I think the point of her telling herself she needs to give up seeking the hottest guy in the school, and just get a boyfriend, and then, of having her angrily reject the speciousness of the former boyfriend's proposal to get back together, is to let us viewers know that the boyfriend motive from the previous episode, in general and as applied to Taichi, has exploded. Only, she has not yet worked out it's replacement. That's why she does go back to the club, but participates there with indifference and nonchalance.

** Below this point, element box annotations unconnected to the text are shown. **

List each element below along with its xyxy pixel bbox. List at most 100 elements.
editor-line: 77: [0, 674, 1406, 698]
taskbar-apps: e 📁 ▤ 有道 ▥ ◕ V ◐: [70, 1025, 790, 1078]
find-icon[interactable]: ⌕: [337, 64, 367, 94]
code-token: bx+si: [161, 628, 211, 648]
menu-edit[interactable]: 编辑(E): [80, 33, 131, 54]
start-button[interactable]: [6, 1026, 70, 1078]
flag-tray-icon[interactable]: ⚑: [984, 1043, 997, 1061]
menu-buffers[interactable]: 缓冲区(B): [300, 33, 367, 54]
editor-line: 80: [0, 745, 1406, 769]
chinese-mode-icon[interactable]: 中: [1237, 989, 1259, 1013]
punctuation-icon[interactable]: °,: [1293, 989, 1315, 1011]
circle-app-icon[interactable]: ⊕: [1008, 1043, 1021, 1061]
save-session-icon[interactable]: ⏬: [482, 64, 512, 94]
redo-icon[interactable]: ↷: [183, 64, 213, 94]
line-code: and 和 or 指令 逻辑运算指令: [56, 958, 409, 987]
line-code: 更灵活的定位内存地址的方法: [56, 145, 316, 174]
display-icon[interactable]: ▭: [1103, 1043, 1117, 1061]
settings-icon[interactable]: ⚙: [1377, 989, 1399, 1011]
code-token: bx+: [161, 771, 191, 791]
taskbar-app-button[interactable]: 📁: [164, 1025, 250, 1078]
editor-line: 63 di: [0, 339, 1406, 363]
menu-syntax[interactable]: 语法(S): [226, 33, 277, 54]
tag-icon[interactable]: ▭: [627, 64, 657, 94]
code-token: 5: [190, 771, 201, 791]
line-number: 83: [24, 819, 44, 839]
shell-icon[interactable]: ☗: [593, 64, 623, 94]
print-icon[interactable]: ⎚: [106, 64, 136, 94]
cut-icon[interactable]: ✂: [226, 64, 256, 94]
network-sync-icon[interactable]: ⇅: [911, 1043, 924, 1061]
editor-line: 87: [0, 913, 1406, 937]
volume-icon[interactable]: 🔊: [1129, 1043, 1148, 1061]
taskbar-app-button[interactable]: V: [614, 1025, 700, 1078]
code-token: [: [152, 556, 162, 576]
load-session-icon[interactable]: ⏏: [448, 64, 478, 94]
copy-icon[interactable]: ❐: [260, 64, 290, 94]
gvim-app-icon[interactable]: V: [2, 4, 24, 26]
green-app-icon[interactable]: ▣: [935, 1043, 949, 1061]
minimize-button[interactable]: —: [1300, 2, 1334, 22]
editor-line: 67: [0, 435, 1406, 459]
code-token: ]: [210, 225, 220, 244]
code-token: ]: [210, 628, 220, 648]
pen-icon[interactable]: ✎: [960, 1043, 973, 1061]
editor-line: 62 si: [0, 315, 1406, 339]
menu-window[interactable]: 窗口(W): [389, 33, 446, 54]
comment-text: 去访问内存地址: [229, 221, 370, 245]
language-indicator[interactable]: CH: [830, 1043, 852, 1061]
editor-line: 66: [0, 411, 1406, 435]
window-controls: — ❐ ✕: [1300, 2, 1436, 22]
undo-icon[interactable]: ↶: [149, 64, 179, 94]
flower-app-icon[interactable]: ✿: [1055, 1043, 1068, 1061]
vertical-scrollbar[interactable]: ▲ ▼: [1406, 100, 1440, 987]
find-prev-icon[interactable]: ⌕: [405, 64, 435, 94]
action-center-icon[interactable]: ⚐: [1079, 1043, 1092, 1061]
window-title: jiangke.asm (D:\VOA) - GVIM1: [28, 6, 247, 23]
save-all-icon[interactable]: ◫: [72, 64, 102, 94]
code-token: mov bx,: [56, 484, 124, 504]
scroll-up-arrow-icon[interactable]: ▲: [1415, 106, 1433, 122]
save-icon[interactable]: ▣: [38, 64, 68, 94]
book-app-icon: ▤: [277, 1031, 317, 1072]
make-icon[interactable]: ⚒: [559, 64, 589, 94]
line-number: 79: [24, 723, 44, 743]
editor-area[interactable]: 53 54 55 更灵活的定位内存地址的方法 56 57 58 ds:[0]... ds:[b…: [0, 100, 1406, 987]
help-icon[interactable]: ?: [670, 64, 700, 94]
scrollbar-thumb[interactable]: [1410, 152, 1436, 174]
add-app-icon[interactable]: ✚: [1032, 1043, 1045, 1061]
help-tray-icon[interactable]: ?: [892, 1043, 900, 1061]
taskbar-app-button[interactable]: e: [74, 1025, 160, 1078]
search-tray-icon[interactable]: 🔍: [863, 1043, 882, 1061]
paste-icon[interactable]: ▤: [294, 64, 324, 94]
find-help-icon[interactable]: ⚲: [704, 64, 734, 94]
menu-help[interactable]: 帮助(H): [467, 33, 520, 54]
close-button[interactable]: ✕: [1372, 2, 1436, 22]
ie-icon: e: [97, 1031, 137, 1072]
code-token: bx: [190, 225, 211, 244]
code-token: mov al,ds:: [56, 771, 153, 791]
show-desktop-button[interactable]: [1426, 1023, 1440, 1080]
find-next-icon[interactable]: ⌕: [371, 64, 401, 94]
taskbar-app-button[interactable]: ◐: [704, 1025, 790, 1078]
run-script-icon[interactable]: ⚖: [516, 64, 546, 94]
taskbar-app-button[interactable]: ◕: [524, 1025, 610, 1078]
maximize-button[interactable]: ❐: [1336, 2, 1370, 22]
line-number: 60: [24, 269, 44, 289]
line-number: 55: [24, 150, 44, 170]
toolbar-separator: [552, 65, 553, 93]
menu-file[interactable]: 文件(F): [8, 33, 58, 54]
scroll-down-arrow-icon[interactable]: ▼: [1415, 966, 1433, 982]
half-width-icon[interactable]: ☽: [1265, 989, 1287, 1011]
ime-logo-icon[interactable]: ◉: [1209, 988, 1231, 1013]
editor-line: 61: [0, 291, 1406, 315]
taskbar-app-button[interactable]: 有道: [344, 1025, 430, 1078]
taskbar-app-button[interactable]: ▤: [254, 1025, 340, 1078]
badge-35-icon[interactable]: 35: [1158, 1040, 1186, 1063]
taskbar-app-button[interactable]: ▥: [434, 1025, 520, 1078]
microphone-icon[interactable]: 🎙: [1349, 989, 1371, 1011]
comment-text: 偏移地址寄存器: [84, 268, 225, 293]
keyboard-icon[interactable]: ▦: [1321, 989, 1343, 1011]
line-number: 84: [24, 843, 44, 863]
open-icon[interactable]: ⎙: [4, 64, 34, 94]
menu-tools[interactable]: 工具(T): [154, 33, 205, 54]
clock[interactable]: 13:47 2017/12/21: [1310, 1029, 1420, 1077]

It's only after Sumire's conversation with Kana-chan that she finally gets it. And I don't think the getting is of karuta. She accepts karuta as a necessary discipline, following Kana's words about the formal character of the poems, but that is not her main focus. I think she is motivated by an ideal of love, as it is expressed in the poems. Quadratic's point that Sumire wishes to experience what the poems have been expressing is spot on. Sumire wishes to live the life of the poems, to become a lover as described in the poems. Or put it this way: she is cultivating her life, so she can make of her life a poem that can express the full depth of her love.

The irony of all this is, as you point out, that the object of her love is incidental. Taichi is a star, but who he is actually, does not seem to be a part of Sumire's aspiration.

Of course, this is true of Taichi's aspiration for Chihaya as well. He loves her, and truly, but who she is, within her heart, is beyond him.

I think your description of Sumire as a person of deep feeling who only has superficial outlets for her passion is exactly correct. Thanks for bringing this out.